Wu Wei

Aujourd’hui j’ai envie de t’inviter à arrêter de SI FORT essayer. J’ai envie de t’inviter dans la douceur et le calme qu’est Wu Wei (无为).

Wu Wei, c’est une des idées fondamentales du taoïsme. Ça veut dire un peu non-effort, des fois traduit en non-agir, mais moi j’aime pas cette drôle de traduction de non-agir. De toute évidence, je ne suis pas une amibe et donc, je dois agir. Je n’ai rien non plus contre agir, l’univers est remplit d’agitations différentes, les molécules s’agitent par ci-bas, les galaxies s’agitent par ci-haut, pis les organismes du milieu s’agitent toujours tout le temps constamment eux aussi. C’est comme ça.

Non. Je sens un peu plus de sens dans l’idée du non-effort. Mais pas dans le sens de jamais rien s’efforcer de, de rester comme ça assis par terre à me lamenter pis à trouver le temps long.

Non. Plus dans le sens d’arrêter d’essayer si fort de RÉSISTER.
Résister à ce qui s’advient,
résister à ce qui est.

T’sais, que je nage avec ou contre le courant puissant du fleuve, je vais finir à peu près au même endroit. Pourquoi tous ces efforts, pourquoi toutes ces agitations, pourquoi toute cette résistance vaine? Pourquoi ne pas garder mes forces et simplement me laisser porter volontairement vers là-vas où le fleuve m’amène?

B’en parce que des fois je veux pas y aller, là où le fleuve m’amène. Oui b’en tant pis pour moi, parce que le fleuve m’y amène. C’est comme ça.

Mais, plus fondamentalement, pourquoi cette drôle de distinction que je m’amuse à faire mentalement entre le fleuve et moi? Pourquoi j’ai cette drôle d’impression que je suis séparé de lui, comme alien à toutes ces particules qui foncent ensemble vers la même direction? Pourquoi ne pas réaliser, pourquoi ne pas constater que je fais moi aussi partie du fleuve, de ces particules qui foncent, toutes ensemble vers la même direction?

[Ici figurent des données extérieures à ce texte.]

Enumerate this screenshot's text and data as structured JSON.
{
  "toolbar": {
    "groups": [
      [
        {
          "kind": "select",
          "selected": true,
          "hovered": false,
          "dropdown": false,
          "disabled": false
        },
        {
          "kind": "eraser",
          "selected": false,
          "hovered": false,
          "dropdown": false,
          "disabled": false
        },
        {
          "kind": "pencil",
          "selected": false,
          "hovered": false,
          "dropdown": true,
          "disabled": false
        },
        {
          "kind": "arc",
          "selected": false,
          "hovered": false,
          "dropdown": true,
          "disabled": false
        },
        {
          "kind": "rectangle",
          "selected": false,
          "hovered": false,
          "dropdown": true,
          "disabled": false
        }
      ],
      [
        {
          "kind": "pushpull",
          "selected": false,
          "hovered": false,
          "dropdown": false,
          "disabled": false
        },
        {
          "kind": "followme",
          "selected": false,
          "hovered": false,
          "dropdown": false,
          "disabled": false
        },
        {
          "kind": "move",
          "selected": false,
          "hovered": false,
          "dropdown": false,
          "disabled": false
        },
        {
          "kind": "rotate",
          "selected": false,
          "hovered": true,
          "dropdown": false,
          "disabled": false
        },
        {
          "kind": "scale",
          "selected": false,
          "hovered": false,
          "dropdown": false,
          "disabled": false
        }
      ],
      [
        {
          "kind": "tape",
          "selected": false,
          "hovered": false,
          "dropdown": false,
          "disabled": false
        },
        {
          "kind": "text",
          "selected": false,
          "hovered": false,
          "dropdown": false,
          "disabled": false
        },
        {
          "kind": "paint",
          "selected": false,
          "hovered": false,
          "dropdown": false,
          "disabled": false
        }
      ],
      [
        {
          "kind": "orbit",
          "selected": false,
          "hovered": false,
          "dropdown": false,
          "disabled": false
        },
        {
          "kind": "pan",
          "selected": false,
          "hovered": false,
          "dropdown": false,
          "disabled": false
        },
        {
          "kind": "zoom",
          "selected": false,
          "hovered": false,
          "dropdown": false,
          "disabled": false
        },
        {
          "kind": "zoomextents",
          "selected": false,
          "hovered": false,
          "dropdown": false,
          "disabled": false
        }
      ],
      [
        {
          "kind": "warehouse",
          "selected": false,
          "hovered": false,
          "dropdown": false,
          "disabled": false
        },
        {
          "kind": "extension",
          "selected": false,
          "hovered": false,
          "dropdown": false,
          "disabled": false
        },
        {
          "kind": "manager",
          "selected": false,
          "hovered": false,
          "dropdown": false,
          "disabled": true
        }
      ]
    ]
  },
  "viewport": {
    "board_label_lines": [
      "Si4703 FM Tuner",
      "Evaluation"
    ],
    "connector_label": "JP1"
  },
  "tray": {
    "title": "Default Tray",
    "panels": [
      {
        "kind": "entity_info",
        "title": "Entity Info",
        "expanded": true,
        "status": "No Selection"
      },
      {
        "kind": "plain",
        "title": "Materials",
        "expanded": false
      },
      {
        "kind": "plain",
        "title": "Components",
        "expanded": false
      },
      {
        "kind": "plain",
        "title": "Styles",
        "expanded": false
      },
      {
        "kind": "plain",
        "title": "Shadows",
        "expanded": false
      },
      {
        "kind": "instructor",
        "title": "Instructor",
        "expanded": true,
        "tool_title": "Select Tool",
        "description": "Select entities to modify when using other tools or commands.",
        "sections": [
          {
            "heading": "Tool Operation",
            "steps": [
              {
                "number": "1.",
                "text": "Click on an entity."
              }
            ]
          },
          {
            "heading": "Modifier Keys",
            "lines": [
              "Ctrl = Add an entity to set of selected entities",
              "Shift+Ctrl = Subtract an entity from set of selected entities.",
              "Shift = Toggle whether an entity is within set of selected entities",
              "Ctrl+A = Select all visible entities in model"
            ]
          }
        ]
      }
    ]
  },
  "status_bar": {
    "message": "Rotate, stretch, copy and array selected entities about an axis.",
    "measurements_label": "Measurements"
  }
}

Pourquoi ne pas me disparaître entièrement dans le fleuve?
Arrêter de faire la distinction entre lui et moi. Je suis le fleuve. Je vais dans cette direction.

Tu vois, cette résistance intérieure qui m’habite en tant qu’être humain me vient, je pense, de cette impression de séparation qui me distingue du fleuve. Et si on s’amuse à faire du fleuve une analogie pour la vie, est-ce que je crois vraiment que la vie s’arrête comme ça autour de ma peau comme une espèce de champ de force? Qu’il y a la Vie ET moi?

Non, franchement. Il y a juste La Vie.

Mais s’il y a juste la vie, peut-être que le fleuve c’était pas une analogie pour la vie, peut-être que c’était une analogie de Moi.

Et si c’était une analogie de Moi, avec une majuscule, peut-être que le moi qui résistait si fort aux courants du fleuve, c’est le petit moi en minuscules qui se trouve à l’intérieur, qui se débat contre les courant d’à l’intérieur. Qui se débat contre les humeurs, les sensations, les émotions, qui résiste constamment à ce qui est, au lieu de faire face et de se laisser porter.

Peut-être que c’est une analogie pour les deux.

Peut-être que c’est une analogie pour rien.

Dans tous les cas, peut-être que je t’ai mélangé un peu pis que tu as un peu perdu pieds pendant que je bougeais le tapis par exprès, pis b’en, dans le cas échéant,

tant mieux.

Viens donc te baigner dans le fleuve à place. On est b’en, l’eau est tiède. On se laisse porter par le tout va bien.